My girlfriend—get this—keeps asking me to take her back to my place.
Aren’t you rushing things? I say. You may be twenty-eight but I’m nineteen. We do have a good time, don’t we?
We walk up and down the Strand, enjoy the sea air and go into stores, like Colonel Bubbie’s, where they sell the military surplus equipment from all over the world.
My girlfriend knows my dad was in Vietnam and that I’m interested in military equipment and uniforms. She buys me a beret from the old Communist Bulgarian army. We visit the art galleries and fancy dress shops she likes. At night we go into the upscale bars where my girl—Sarah’s her name—orders a glass or two of house white and I sneak my share of sips.
You’ve been to my place, Sarah says. She works at Sealy Medical as a copy editor for a medical magazine and lives in a garage apartment in the neighborhood. You’ve been in my bed, she adds, curling a smile on her lips and turning her head slightly. We can’t I be in yours?
You know I live at home, I lie for the hundredth time. You know I haven’t moved out, for financial reasons. What’s the rush anyway? We’ve known each other for two months? My mom and dad are cool but they’re not so cool they’d let me bring a girl home to bed.
There’s nothing wrong with me meeting your parents, is there? She asks.
We’ve had this conversation fifty times. You are nine years older, I mention again, gently. You are a high school English teacher.

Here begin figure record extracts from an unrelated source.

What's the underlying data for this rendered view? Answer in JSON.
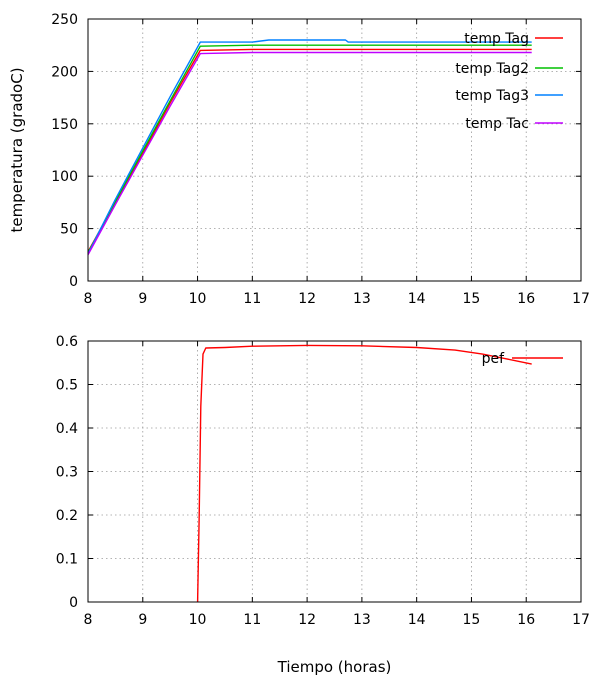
{
  "chart_data": [
    {
      "type": "line",
      "ylabel": "temperatura (gradoC)",
      "xlim": [
        8,
        17
      ],
      "ylim": [
        0,
        250
      ],
      "x_ticks": [
        "8",
        "9",
        "10",
        "11",
        "12",
        "13",
        "14",
        "15",
        "16",
        "17"
      ],
      "y_ticks": [
        "0",
        "50",
        "100",
        "150",
        "200",
        "250"
      ],
      "grid": true,
      "legend_position": "top-right",
      "series": [
        {
          "name": "temp Tag",
          "color": "#ff0000",
          "points": [
            [
              8.0,
              28
            ],
            [
              8.5,
              75
            ],
            [
              9.0,
              122
            ],
            [
              9.5,
              170
            ],
            [
              10.05,
              220
            ],
            [
              11.0,
              221
            ],
            [
              13.0,
              221
            ],
            [
              16.1,
              221
            ]
          ]
        },
        {
          "name": "temp Tag2",
          "color": "#00c000",
          "points": [
            [
              8.0,
              27
            ],
            [
              8.5,
              76
            ],
            [
              9.0,
              124
            ],
            [
              9.5,
              172
            ],
            [
              10.05,
              224
            ],
            [
              11.0,
              225
            ],
            [
              13.0,
              225
            ],
            [
              16.1,
              225
            ]
          ]
        },
        {
          "name": "temp Tag3",
          "color": "#0080ff",
          "points": [
            [
              8.0,
              26
            ],
            [
              8.5,
              78
            ],
            [
              9.0,
              127
            ],
            [
              9.5,
              176
            ],
            [
              10.05,
              228
            ],
            [
              11.0,
              228
            ],
            [
              11.3,
              230
            ],
            [
              12.7,
              230
            ],
            [
              12.75,
              228
            ],
            [
              16.1,
              228
            ]
          ]
        },
        {
          "name": "temp Tac",
          "color": "#c000ff",
          "points": [
            [
              8.0,
              25
            ],
            [
              8.5,
              73
            ],
            [
              9.0,
              120
            ],
            [
              9.5,
              167
            ],
            [
              10.05,
              217
            ],
            [
              11.0,
              218
            ],
            [
              13.0,
              218
            ],
            [
              16.1,
              218
            ]
          ]
        }
      ]
    },
    {
      "type": "line",
      "xlabel": "Tiempo (horas)",
      "xlim": [
        8,
        17
      ],
      "ylim": [
        0,
        0.6
      ],
      "x_ticks": [
        "8",
        "9",
        "10",
        "11",
        "12",
        "13",
        "14",
        "15",
        "16",
        "17"
      ],
      "y_ticks": [
        "0",
        "0.1",
        "0.2",
        "0.3",
        "0.4",
        "0.5",
        "0.6"
      ],
      "grid": true,
      "legend_position": "top-right",
      "series": [
        {
          "name": "pef",
          "color": "#ff0000",
          "points": [
            [
              10.0,
              0.0
            ],
            [
              10.03,
              0.2
            ],
            [
              10.06,
              0.45
            ],
            [
              10.1,
              0.57
            ],
            [
              10.15,
              0.584
            ],
            [
              10.5,
              0.585
            ],
            [
              11.0,
              0.588
            ],
            [
              12.0,
              0.59
            ],
            [
              13.0,
              0.589
            ],
            [
              14.0,
              0.585
            ],
            [
              14.7,
              0.579
            ],
            [
              15.2,
              0.57
            ],
            [
              15.6,
              0.56
            ],
            [
              16.1,
              0.547
            ]
          ]
        }
      ]
    }
  ]
}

What I don’t dare tell her is I don’t have an actual place to stay. I belong to a gym where I shower, but I don’t have a regular job. I guess you could say I live by my wits. I work part-time sticking advertising fliers in people’s doors for steady cash.
Sarah thinks I am a freshmen student at the A&M campus here. I guess you could say I am a student, a student of life. I moved down from Dallas and have been in Galveston a year. Sarah and I met in the Sealy Library on a rainy April Sunday. I was reading a book of Philip Caputo stories on Vietnam. I read a lot on Vietnam since my father died a year ago of complications, at forty-two, from exposure to Agent Orange. My mother’s drinking got worse, and I left when I couldn’t get her to stop.
Sarah was reading the New Yorker magazine. I liked the way her turquoise eyes peeked out from her thick bangs of brown hair, and asked if she read the articles or just enjoyed the cartoons.
Sarah says early on a Saturday night while we’re listening to a bad Austin band in a club off the Strand, says with slow tears running down her cheeks that she won’t be seeing me again after this lovely June evening, unless I take her home to meet my mother and father. She says I need to be more open about my life, that if I love her I can’t be afraid of our age differences.
And so Sarah and I catch the green trolley to the Seawall. We ride down the Seawall north till we get where there are few stores and hotels. It is still light and the evening is cool enough with a sea breeze blowing. I take her hand and we walk out on the sand through the brush and then around a hill. I get my flashlight out of my backpack and lead her through a cement doorframe inside an old World War II bunker. You know how I am interested in war, I am explaining to her.
The bunker smells of mold and salt and damp, but to me it’s not that unpleasant.
They were worried about an invasion by the Axis powers by sea, and so the government built three of these bunkers on the island, I say, and they’re still here. Isn’t it amazing? Here it is 1982 and these bunkers must be forty years old. You can see in the floor (I shine the light) where the big artillery could rotate. The big guns pointed through this large horizontal slit here out to sea. Behind some of these steel doors they kept the ammo.
Sarah is mostly quiet. She does say the place is not romantic like the beach where we often take walks at night. She asks if I am thinking of enlisting in the military and I say no way, they already got my father.
Over here is where the soldiers lived, I add. I pull down on a big latch on a steel door and push the heavy rusted door open.
This is where I stay. I shine the light inside. I’ve got three suitcases full of clothes, a sleeping bag, a pillow, and a foam rubber mat. I’ve got an old pistol for protection but it’s so dark in here I never get bothered.
Sarah doesn’t say a word. I can’t make out her face, but I am thinking how much I love her, how she is my first love and I will love her till I die. At nineteen I do not care much for the world. I have no plans beyond enjoying the freedom of the day to day. Deep inside the bunker we can hear the trickle of water.
Sarah is still holding my hand. She gives it a squeeze and puts her other hand over mine and makes a sigh. I hear sniffles and surmise she must be crying again, or maybe it’s just the sound of water dripping.
After a long moment standing there with the flashlight lighting my home and belongings, Sarah says quietly, Can we go?
Now you know, I say. Now you know how it is.